Hei! After two weeks on Svalbard, I’m still digesting everything that I learned and experienced. I had a fantastic time such that it was really difficult to say goodbye to everyone (and our cozy dinners). It was wonderful to be around other plant oriented people and learn not only about the native flora, ecosystem, and environment of Svalbard, but about everyone’s expertise and work style. The course itself was jam packed with science and lab work, which was very exciting. I joined the course to learn more about functional traits, leaf temperatures and photosynthesis, data management, and science communication and this course left me inspired and motivated. One of my favorite aspects of the course was working with others towards a common goal. Most of my research has been independent and/or working under a PI, so working together with other scientists was exciting.
I was part of the leaf temperature and photosynthesis group. We sampled plants with their roots intact at two sites, the elevational gradient and the bird cliffs. Above is a photo of one of my group members, Ilaine Matos, searching for plants with large leaves to take back to the lab. Once back, we use Licor chambers to clamp down on the leaf and take measurements of photosynthesis and leaf temperatures, controlling for carbon dioxide and relative humidity, and changing the temperatures from 0-50C at 5C intervals (pictured below).

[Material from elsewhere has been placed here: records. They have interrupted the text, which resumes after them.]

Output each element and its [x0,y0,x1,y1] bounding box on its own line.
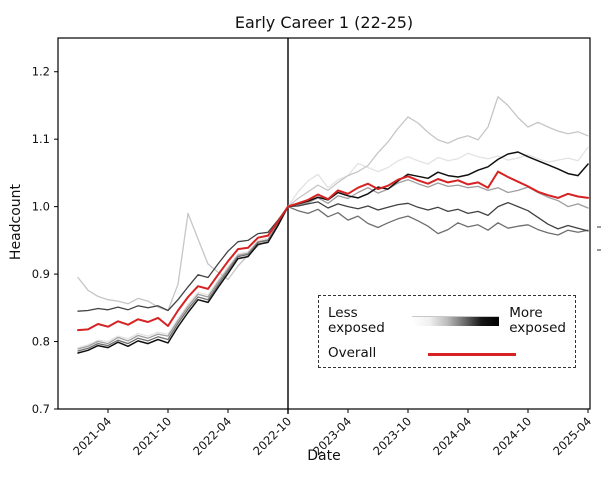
chart-title: Early Career 1 (22-25) [234,13,414,32]
y-tick-label: 0.9 [32,267,50,281]
series-line-exposure-6 [77,151,589,354]
legend-overall-label: Overall [328,345,377,362]
series-line-exposure-4 [77,205,589,352]
y-tick-label: 1.2 [32,65,50,79]
legend-more-exposed-label: More exposed [509,304,566,336]
legend: Less exposed More exposed Overall [318,295,576,368]
legend-less-exposed-label: Less exposed [328,304,385,336]
y-axis-label: Headcount [8,183,24,261]
legend-exposure-row: Less exposed More exposed [328,301,566,341]
y-tick-label: 0.8 [32,335,50,349]
y-tick-label: 1.0 [32,200,50,214]
y-tick-label: 0.7 [32,402,50,416]
series-line-exposure-3 [77,179,589,350]
series-line-exposure-1 [77,146,589,349]
y-tick-label: 1.1 [32,132,50,146]
x-axis-label: Date [307,448,341,464]
legend-overall-row: Overall [328,343,566,365]
legend-exposure-gradient-bar [411,316,500,326]
series-line-overall [77,170,589,332]
plot-frame [57,37,591,410]
series-line-exposure-5 [77,201,589,312]
legend-overall-line-swatch [428,352,516,356]
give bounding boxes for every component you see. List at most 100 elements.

One aspect of my goals in this course was to learn more about science communication, specifically local perception of climate change in Longyearbyen, I surveyed people at their homes and the bar. Although I feel that I could have surveyed more locals if I didn’t keep talking to them during their survey, I was pleasantly surprised that everyone my group asked (about 8 people total) were willing if not highly interested in taking the survey. The locals of Svalbard showed that they were concerned about climate change and associated their actions of climate change to living a more eco-friendly lifestyle instead of focusing on policy and greater life style changes associated with climate change. Many locals commented on annual changes they noticed from years prior, such as a much rainier summer, and were well informed about the mechanisms of changing climate causing avalanches around town. Some locals I surveyed were newly established locals, which getting their views is just as important. Perception changes with each generation and understanding what the new generation of people on Svalbard understand and perceive can shape policy and attitude about climate change. If the new generation of locals experience wet summers, the perception of how climate change impacts their life might not be as strong as someone who remember summers differently.
While I had different expectations of the process of gathering data on local perception of climate change, I thought surveying people on Svalbard was very valuable both collecting information and inciting their climate change narrative and statement. From the conversations with locals, it seems like this survey got some people to self examine their views regarding climate change, and perhaps read and research more about climate change. Perhaps applying this approach to our personal research can help involve communities and increase their understanding of why scientists are working nearby.